Activation visualization of the final fully connected layer using t-SNE

The examples of misclassification by the neural network are presented in Fig. 6. They confirm that most misclassifications are between similar classes such as dog and cat images.

Fig. 6.
figure 6

Examples of misclassifications: images classified as dog, dog, dog, bird (top row), bird, frog, cat, deer (bottom row)

In order to visualize the features learned by the network, we use DeepDream [17] to obtain images that fully activate a specific channel of the network layers. The results for conv2 and conv3 layers are presented in Fig. 7.

Fig. 7.
figure 7

Feature visualization of outputs from convolutional layers conv2 and conv3

Finally, a comparison of the results of our approach with the results of other authors in Table 3. Our results compare well in the context of other state-of-the art methods, considering that we used a smaller neural network with only 15 layers.

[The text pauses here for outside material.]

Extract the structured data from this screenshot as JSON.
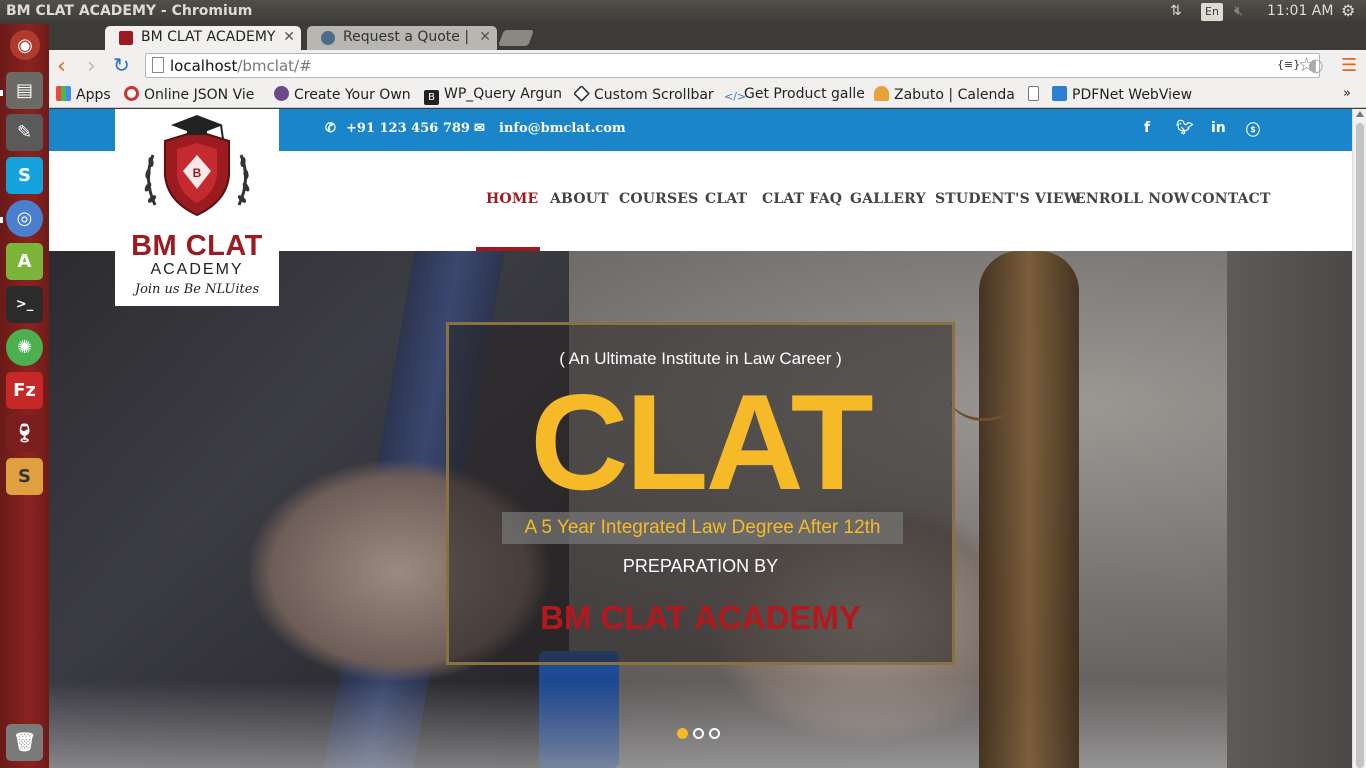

Table 3. Comparison with other works using CIFAR-10 dataset

5 Conclusion

This paper presents a novel image data augmentation technique based on the random permutation of coefficients of within-class principal component scores obtained after Principal Component Analysis (PCA). After reconstruction, the newly generated surrogate images are used to pretrain a deep network (we used a custom 15-layer convolutional neural network). Then one or more convolutional layers of the neural network were frozen and the final training was performed using the original images.

This study also showed the practical applicability of our approach on training the custom-made neural network using CIFAR-10 image dataset. The approach allowed both to improve accuracy (up to 7.18%) and reduce ambiguity of classification. Thus, it can be used for addressing the small data problem, when there is only a small number of images available for training a neural network.

In future work, we will examine and compare our approach with other types of image dataset augmentation approaches. Also, we will explore the use of dropout and batch regularization to improve the accuracy of the custom neural network.